Re:Less-qualified (Score:3, Interesting)
It's also worth noting that although I fail to see the point of your list of productive, worthwhile applications with a GUI (Holy cow! I'm using a GUI even NOW!!!), the only mac-only app you listed is Logic, not that it even really matters. "The right tool for the job!"
They will play MP3 though (Score:5, Interesting)
You can use the iPod and never once have a DRM song touch your player. I have hundreds of CD's and they ripped just fine to DRM free MP3's.
Re:It Just Works (Score:2, Interesting)
Of course, this is nothing compared to the number of times I've expressed rage at my Windows boxen, specifically, Windows itself.
Come to think of it, computers have inspired a lot of wrath in me over the years ... not very healthy...
Re:What about slashdot? (Score:2, Interesting)
and even though i do use linux (the config options rock) i don't usually feel like writing about it. there's all this free software, and i can download it and compile/run it, and that's really cool. i'm not all that interested in how ready everybody's proverbial grandmother is to run linux, or how well a hypothetical set of "average" users will respond to the gui; it's just not that pertinent (imo). now a program that does something new and does it well would be good to hear about, as would a new thing you can do with linux/bsd computers. stories about people using free software to do big things are also pretty neat. yro articles are important to me, and maybe some action articles like petitioning a manufacturer for driver info would also be welcome. articles that invite furious debate over brand recognition aren't as enriching to me.
Re:Human Nature (Score:3, Interesting)
People sure have short memories. Not long ago, all the articles were about "beleaguered Apple". I guess that was because, back then, all the journalists were using Windows machines, right? The difference now is that Apple somehow convinced them all to switch using underhanded techniques like making good computers.

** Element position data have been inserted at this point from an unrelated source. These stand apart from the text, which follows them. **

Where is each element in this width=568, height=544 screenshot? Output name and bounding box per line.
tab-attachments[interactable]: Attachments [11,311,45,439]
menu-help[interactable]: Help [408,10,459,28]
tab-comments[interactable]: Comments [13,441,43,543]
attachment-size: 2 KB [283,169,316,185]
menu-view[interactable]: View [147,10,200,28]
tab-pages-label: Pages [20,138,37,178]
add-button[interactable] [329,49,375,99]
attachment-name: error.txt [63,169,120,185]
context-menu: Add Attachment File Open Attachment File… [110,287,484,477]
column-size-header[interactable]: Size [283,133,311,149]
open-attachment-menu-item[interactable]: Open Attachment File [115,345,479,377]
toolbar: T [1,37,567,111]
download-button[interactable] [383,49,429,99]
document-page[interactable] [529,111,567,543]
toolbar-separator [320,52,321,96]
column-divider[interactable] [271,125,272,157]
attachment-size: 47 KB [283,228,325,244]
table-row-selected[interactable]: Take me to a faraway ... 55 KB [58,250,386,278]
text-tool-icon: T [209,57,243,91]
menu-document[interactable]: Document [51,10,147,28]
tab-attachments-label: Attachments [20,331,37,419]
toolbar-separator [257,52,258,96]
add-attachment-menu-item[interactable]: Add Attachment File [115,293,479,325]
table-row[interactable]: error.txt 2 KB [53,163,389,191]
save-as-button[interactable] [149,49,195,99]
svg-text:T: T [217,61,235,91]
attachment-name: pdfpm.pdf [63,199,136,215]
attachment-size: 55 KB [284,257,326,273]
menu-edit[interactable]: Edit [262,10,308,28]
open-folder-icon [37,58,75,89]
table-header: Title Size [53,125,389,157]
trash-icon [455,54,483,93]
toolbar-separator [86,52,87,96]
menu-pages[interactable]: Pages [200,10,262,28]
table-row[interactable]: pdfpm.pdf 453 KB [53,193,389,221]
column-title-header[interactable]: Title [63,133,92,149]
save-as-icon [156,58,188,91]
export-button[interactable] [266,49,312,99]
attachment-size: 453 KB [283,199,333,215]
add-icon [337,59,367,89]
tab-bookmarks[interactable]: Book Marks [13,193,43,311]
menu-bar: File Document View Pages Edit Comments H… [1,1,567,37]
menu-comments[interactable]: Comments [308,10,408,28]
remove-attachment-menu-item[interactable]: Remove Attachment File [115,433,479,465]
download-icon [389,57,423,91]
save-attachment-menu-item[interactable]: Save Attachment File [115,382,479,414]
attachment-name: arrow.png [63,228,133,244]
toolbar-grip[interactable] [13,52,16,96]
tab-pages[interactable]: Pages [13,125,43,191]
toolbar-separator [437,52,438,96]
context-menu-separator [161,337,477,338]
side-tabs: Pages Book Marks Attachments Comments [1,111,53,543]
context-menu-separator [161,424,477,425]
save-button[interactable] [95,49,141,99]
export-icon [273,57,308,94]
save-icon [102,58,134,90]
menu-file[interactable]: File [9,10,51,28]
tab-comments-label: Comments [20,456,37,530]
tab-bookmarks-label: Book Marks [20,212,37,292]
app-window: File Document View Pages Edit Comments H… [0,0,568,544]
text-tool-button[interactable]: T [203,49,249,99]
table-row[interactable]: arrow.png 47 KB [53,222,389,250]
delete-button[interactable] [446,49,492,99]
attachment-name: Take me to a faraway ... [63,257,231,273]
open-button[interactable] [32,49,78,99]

And, while business use is increasing, I'm not sure what percentage of the market shares are for personal vs. business use:
but I believe that personal use is significantly higher than business use for Macs, and significantly higher for business use than personal for Dell, meaning that the percentage of PEOPLE who are more interested in what Apple is doing compared to what Dell is doing is a lot higher than what you think.I personally am excited to see new products out of Apple. The new Power Macs and Powerbooks are more exciting to me than the announcements about new iPods (video or otherwise) or the new iMacs, even though those show more the direction Apple might be headed. It shows that Apple has not yet abandoned the PPC market, that current products really will be supported for some time to come despite a transition to Intel processors.
BTW, for anyone who is positive that Apple will stop using PPC processors by the end of 2007 should remember that Steve Jobs denied the possibility of a video iPod right up until he announced it. If IBM is producing chips in 2007 that meet needs of Apple customers, there's no reason for Apple to stop using them simply because in 2005 they said they would. They still have to deal with getting developers to produce 64-bit native Intel code , which is much less of a problem on the PPC architecture (since PPC-32 is a subset of PPC-64). With the x86-64, you get more improvement in performance than simply increasing register size and address space (which, depending on the application, might not get you much if anything). With PPC, if there's no need to go to 64 bit, then there's no performance penalty for not making the move. For low power stuff (e.g. laptops, Mac Mini), the Intel line will probably do fine. For high performance, they may find that upcoming IBM chips continue to make sense.